Now, with Corbyn's victory in the Labour leadership election, and the appointment of the hard-left socialist John McDonnell to the role of shadow chancellor, the situation has in some ways been reversed. Labour now seems set to adopt policies that aren't viciously woman-hating. Corbyn's policy document,
'Working With Women', drafted by the left-wing Kate Osamor MP, includes a range of measures such as universal free childcare, reversing cuts to the social wage, anti-sexist education in schools, fully funded services for victims of domestic violence, and forcing companies to publish equal pay audits. Also included in this agenda was a commitment to fifty percent representation for women in the shadow cabinet (already exceeded,
making Corbyn's shadow cabinet the first to achieve majority women representation), and pushing toward fifty percent representation for women among Labour MPs. This is not a radical attack on patriarchy, but it is a
vast improvement on the "pink bus + welfare cuts" policy practiced by his predecessor. And that is why Corbyn overwhelmingly won the female vote, with 61% of women voters saying they would vote for him.
However, one of the sub-threads of the anti-Corbyn campaign has always been an attempt to mobilise some form of ripped off anti-oppression politics, from Suzanne Moore's
pathetic, opportunistic invocation of the term "brocialism" to attack enemies to her left to the New Statesman's article headlined '
Labour chooses white man as leader'. And now
look at this. Cathy Newman, whose journalistic career ought to be in tatters after she
fabricated an incident of sexist exclusion at a mosque, also charges the Corbynites with "brocialism". It is argued that the traditionally top cabinet jobs went to men, shadow foreign secretary and shadow home secretary being by convention - not by dint of pay, perks, or power as far as I can tell - more important than shadow health secretary, or shadow education secretary.
This is simply an underwhelming line of attack. Even if Corbyn's team hadn't declared their intention to refuse that conventional hierarchy, what does the critique amount to? Corbyn's leadership is more gender-egalitarian on all fronts than previous Labour leaderships, and should absolutely aspire to promote women to the highest positions - including shadow chancellor, which has scandalously never been held by a woman. Not particularly damning, is it? Just as there are those who blame "identity politics" for these cheap attack jobs, some on the left are going to get hung up on the term "brocialism" - one of those clumsily snarky social media neologisms, referring to male socialists who don't prioritise gender politics - persuading themselves that it is somehow pre-structured in favour of such appropriations. I seriously doubt it, and I decline to worry about it. The key issue here is that in this context it is an appropriation and a slur.

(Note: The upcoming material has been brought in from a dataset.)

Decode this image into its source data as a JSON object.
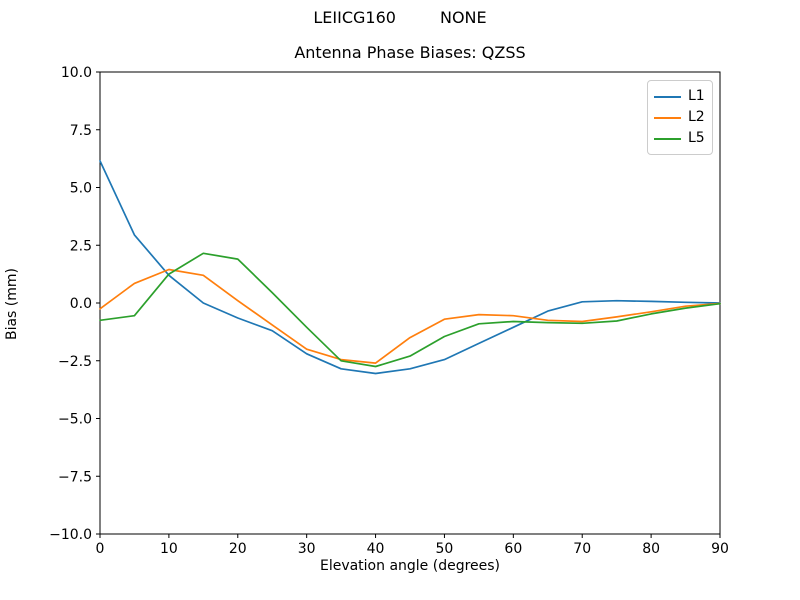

If, on supposedly feminist grounds of supporting female leadership, you have supported Yvette Cooper for leader, knowing her austerian policies will hurt women, then you have no higher ground from which to berate Corbyn's gender politics. The invocation of gender there is every bit as superficial as Moore's
ersatz invocation of class politics while pandering to a far right violent street gang (and indeed, note in the same article the pseudo-feminist apologia for a bunch of big bovver boys in big boots kicking Muslim heads in). It is a decoy. By the same token, if you are so opportunistic in your use of feminist thematics that you will fake an incident at a mosque in order to incite racist outrage and bolster your media career, you have no higher ground from which to berate Corbyn's gender politics. Once again, it is a decoy. At best, concern trolling. These people have
nothing to teach the left about gender politics.
No doubt, and soon, we will hear the feminist case for keeping Trident, the feminist case for tougher immigration controls (I think Joan Smith has already been working on that), the feminist case for Anschluss, and at long last the feminist case for nutting people right in the fucking face, square go. Because apparently there is no atrocity that you can't justify by sticking the label feminist in front of it, and brazening it out.